Rarely mentioned in media coverage of skyrocketing fuel prices is the even steeper climb in energy profits. A recent industry magazine report found that fourteen of Canada's top oil and gas firms racked up $6.4 billion in profits for the first quarter of this year. Privatized Petro-Canada was the big winner, with $1.1 billion profits. Putting it in perspective, that's about $200 profit per Canadian during the first three months of 2008 alone. In percentage terms, profits for these companies are up more than 33% over the same period of 2007.

     Since then, oil prices have soared past $135/barrel, and drivers are paying nearly $1.50 per liter. Total annual profits for the entire energy industry in Canada could easily top $50 billion for the year 2008, or $1,500 per capita. Every time oil prices go up at the expense of working people, the Toronto stock exchange rises, so the rich get richer while the rest of us get poorer.

     No wonder the majority of Canadians support public ownership of energy resources.

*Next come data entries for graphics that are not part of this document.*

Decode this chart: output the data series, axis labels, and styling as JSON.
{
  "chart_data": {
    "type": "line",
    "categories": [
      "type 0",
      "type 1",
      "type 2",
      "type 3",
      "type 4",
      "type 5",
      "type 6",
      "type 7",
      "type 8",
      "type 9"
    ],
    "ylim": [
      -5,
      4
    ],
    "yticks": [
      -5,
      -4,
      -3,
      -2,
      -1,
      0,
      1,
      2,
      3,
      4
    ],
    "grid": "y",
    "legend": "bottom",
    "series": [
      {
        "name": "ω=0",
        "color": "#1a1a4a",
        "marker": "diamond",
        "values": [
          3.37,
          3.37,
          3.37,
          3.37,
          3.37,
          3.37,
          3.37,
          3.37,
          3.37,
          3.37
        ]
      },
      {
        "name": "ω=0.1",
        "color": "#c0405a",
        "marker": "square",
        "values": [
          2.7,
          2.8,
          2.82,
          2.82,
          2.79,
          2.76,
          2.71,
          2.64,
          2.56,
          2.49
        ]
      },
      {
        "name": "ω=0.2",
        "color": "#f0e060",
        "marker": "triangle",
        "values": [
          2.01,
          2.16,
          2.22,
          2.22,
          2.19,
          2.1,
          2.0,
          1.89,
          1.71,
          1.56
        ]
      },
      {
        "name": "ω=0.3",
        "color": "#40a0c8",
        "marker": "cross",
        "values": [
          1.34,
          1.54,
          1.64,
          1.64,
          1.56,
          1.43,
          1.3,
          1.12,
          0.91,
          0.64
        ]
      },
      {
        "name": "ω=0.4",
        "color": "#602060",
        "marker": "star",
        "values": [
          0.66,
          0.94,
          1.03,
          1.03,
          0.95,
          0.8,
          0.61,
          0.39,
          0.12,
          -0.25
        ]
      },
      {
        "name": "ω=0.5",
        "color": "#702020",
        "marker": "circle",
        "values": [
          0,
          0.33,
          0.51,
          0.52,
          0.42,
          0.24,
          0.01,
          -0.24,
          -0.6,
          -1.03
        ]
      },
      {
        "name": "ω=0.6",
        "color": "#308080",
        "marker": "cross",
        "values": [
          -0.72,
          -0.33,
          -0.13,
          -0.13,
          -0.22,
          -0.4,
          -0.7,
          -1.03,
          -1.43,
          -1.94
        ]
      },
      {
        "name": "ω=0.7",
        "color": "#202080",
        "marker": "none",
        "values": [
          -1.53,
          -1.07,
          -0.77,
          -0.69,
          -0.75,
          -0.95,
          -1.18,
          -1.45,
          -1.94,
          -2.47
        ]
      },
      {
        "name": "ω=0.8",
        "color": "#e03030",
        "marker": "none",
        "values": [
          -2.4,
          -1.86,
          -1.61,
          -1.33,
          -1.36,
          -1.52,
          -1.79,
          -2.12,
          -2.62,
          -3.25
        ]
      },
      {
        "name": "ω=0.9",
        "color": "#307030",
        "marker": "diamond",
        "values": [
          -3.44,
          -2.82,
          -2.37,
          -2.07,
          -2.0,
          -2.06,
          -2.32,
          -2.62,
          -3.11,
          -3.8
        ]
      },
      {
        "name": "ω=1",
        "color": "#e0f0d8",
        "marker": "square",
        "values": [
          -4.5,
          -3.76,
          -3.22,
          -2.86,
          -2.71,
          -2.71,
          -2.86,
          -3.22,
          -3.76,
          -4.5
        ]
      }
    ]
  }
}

Think what such staggering profits could provide: enough low-income housing to end homelessness, universal, free child care, a huge increase in health care workers, and much more.

     Not least, public ownership would allow the peoples of Canada to make crucial decisions about the nature of the industry, which is pumping out vast quantities of greenhouse gases and fuelling the the deadly U.S. war machine. Exploitation of the tar sands in northern Alberta is killing workers and destroying vast swathes of the province, with particularly devastating effects on the Aboriginal peoples whose territories are being gobbled up.

     It's time to follow the example of Venezuela, Bolivia and other countries, where energy resources are seen as vital to conserve and to help improve the lives of working people, not as a source of mind-boggling windfall profits for the ultra-rich.